= Nicholas Halse =

Sir Nicholas Halse (also written as Hall and Hales; died 1636) was a landowner in Cornwall, England, governor of Pendennis Castle, an inventor, and a petitioner to Charles I of proposals for providing income for the treasury.

==Life==
He was the son of John Halse or Halsey of Efford, near Plymouth. By 1596 he owned property in Cornwall. In that year or earlier, he married Grace, daughter of Sir John Arundell of Tolverne, and his wife Anne, daughter of Thomas Godolphin. The marriage connected him to families of the Cornish gentry. They had several children: his son James was the father of William Hals, known for his History of Cornwall.

He was knighted by James I at Greenwich on 22 May 1605, and in 1608 was made Governor of Pendennis Castle, in which capacity he approved of the foundation of the town of Falmouth. In 1608 and 1609 he addressed two discourses to James I on the Dutch fisheries on the English coast.

===His invention, and petitions to Charles I===
Halse invented an apparatus called a malt-kiln "for the dryinge of mault and hops with seacole, turffe, or any other fewell, without touching of smoake, and very usefull for baking, boyling, roasting, starchinge, and dryinge of lynnen, all at one and the same tyme and with one fyre". It was patented on 23 July 1635.

His name occurs many times as a petitioner to Charles I in 1634, 1635, and 1636 in connection with his invention, and also in connection with some proposals of his whereby his majesty might gain money to replenish the treasury and supplement the tax of ship money which was then being levied. He prays King Charles "to employ the first seven years' profit of the writer's invention of kilns for sweet-drying malt without touch of smoke". He suggests further that Charles should undertake to govern the Low Countries on behalf of the King of Spain, on consideration of an annual payment of £2 million by the latter, especially as the "Hollanders" had already become ungrateful and insolent to the English, and if not checked might soon keep the Newcastle coals from coming to London, and entirely deprive this country of the supply of cables, cordage, and other such matters.
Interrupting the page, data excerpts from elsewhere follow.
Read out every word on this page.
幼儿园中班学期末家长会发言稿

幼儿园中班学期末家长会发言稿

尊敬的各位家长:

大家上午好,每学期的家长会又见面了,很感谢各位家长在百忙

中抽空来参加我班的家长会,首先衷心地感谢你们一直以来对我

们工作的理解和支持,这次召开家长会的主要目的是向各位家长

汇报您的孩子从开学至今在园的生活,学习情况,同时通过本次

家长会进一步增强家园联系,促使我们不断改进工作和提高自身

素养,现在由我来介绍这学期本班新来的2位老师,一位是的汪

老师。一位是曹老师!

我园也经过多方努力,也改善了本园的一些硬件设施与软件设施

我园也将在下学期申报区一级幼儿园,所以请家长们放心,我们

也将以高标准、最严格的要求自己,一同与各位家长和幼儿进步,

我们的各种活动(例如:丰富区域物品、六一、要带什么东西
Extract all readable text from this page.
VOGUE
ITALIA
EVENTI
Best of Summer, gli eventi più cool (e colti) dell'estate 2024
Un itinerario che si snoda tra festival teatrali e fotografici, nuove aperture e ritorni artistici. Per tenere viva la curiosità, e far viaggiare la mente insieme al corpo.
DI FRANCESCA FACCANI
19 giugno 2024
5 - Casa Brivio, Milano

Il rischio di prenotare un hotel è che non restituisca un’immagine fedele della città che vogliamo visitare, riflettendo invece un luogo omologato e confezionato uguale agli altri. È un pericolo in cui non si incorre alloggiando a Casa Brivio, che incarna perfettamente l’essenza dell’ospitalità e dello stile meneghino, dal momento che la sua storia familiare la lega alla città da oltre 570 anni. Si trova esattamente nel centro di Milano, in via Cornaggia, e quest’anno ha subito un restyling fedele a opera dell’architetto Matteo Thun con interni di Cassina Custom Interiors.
In another petition, Halse estimates that his invention would save London alone £40,000 a year in wood and fuel, or £400,000 for all England and Ireland. In the following year, accordingly, an order dated Hampton Court, 11 June, directs that "malt-kilns erected by Halse be confirmed, and those by Page [his principal rival] be suppressed"; and 17 January 1637 "the assigns of Sir Nicholas Halse, deceased," petitioned the king "to take order for vacating all patents in prejudice to the grant to Sir N. Halse for the sole use of his new invented kilns".

During the same year a commission was appointed, dated 2 June, "to enquire whether Nicholas Page, clerk, or Sir Nicholas Halse was the first inventor of certaine kilns for the drying of malt"; and subsequent entries in the State Papers Collection (e.g. under 27 April) seem to establish the claims of the assigns of Halse.

==Posthumous volume==
After Halse's death in 1636, his drafts of proposals were transcribed and edited into a manuscript volume, which was presented to the king by Francis Stewart, son of the Earl of Bothwell. It is now in the Egerton Collection (MS1140). It is entitled Great Britain's Treasure, unto the sacred majestie of the great and mightie monarch Charles the first of England, Scotland, France, and Ireland king, most humbly presenteth Francis Stewart — by whose loyall care the subsequent treatises have been painefully recollected out of the old papers and fragments of that worthy and lately deceased knight, your Majestie's faithfull and ingenuous servant, Sir Nicolas Halse, anno Domini 1636. There are five treatises, written in Old English character, and inscribed outside "Tibi soli O Rex Charissime".

The contents refer mainly to various revenues, giving Halse's estimate of the amount realised, and certain improvements that could be effected on behalf of the crown. King Charles is advised to increase his income "by ordaining, after the example of the King of France, that all foraigne shipps shall pay 15s. for eache tun" on landing. Another proposal is to grant "a Lease of 21 years of your Majesty's fishing unto the Hollenders". A treatise suggests the "coynage of Mundick and sinder Tinne" instead of the copper then current. Also proposed is the conversion "of 100,000 sturdie vagabonds and idle beggars" into "laborious and industrious tradesmen in the fishing craft". The book consists of 114 pages, followed by about forty unpaged, which contain an epilogue, several statistical notes, and a Medulla or abstract of the topics discussed.